Джоан Гринберг очень хорошо описала это в своем романе «Розовый сад я тебе не обещаю». Главная героиня Дебра и еще одна пациентка лежат, закутанные после холодного обертывания. Дебру упаковали так плотно, что у нее нарушилось кровообращение, и от этого страшно болят ноги. Вторая пациентка советует ей позвать на помощь сестру. Вскоре боль стала такой сильной, что Дебра закричала, хотя это ей было трудно. Она звала долго и так громко, как только могла, но никто не пришел. Вторая пациентка, которая лежала рядом, попросила у нее прощения за то, что дала плохой совет: «Я забыла, что когда кричат сумасшедшие, для людей это только крики сумасшедших». Или, если выразить это другими словами: «Сумасшедшие кричат, потому что они сумасшедшие, а не потому, что у них болят ноги >.

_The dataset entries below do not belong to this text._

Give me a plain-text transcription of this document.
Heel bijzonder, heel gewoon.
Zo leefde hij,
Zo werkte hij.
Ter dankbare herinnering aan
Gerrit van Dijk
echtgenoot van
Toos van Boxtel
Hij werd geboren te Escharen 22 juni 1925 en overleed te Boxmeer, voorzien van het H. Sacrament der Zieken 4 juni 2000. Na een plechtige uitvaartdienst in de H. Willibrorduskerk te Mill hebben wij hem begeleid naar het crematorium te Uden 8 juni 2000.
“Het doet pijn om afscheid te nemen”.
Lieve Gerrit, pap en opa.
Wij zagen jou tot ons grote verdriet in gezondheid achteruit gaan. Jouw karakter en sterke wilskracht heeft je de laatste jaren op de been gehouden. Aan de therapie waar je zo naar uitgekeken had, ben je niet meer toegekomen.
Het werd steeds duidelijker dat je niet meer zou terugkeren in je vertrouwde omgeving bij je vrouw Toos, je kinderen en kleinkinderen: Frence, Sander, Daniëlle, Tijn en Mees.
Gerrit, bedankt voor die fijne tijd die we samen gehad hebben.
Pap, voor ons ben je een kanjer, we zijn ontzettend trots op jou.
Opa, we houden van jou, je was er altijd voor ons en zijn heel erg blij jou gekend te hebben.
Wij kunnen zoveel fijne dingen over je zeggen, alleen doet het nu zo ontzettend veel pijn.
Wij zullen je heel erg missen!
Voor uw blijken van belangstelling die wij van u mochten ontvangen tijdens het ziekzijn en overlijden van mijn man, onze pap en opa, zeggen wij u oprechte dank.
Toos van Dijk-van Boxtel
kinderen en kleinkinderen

Когда твои слова теряют смысл и превращаются в симптомы, ты начинаешь чувствовать себя совсем одинокой, и все вокруг становится мрачным. Я хорошо помню страшное чувство беспомощности и ужаса, которое охватило меня, когда я поняла, что для меня нигде больше нет гарантированно нейтральной сферы, и что я в любой момент могу ожидать, что из-за моего диагноза мне не поверят или неправильно перетолкуют мои слова. И это происходило снова и снова, и снова во все новых и новых ситуациях.
До болезни я была способной ученицей и собиралась стать психологом. Я поговорила о своих планах с преподавательницей, которая была моим куратором, и та поддержала меня. У меня были хорошие оценки и хорошая мотивация, так что были все основания предположить, что я смогу учиться в университете.
А через год после этого разговора я была госпитализирована, однако даже погруженная в хаос, я по-прежнему держалась за свою мечту, как за спасательный круг, который поможет мне выплыть: когда все это пройдет, и я снова наведу порядок в том развале, в который превратилась моя жизнь, и вернусь в школу. Я по-прежнему мечтала о том, чтобы стать психологом. Но теперь мои мысли о будущей профессии были уже не мыслями о профессии, а, как мне объяснили, это были уже симптомы, говорившие о том, что. v я идентифицирую себя со своим психотерапевтом. Я, дескать, мечтаю стать психологом не потому, что хочу работать психологом, а потому что хочу стать моим психотерапевтом. И мои мысли о будущей деятельности и образовании на самом деле представляют собой перенос или что-то в этом роде.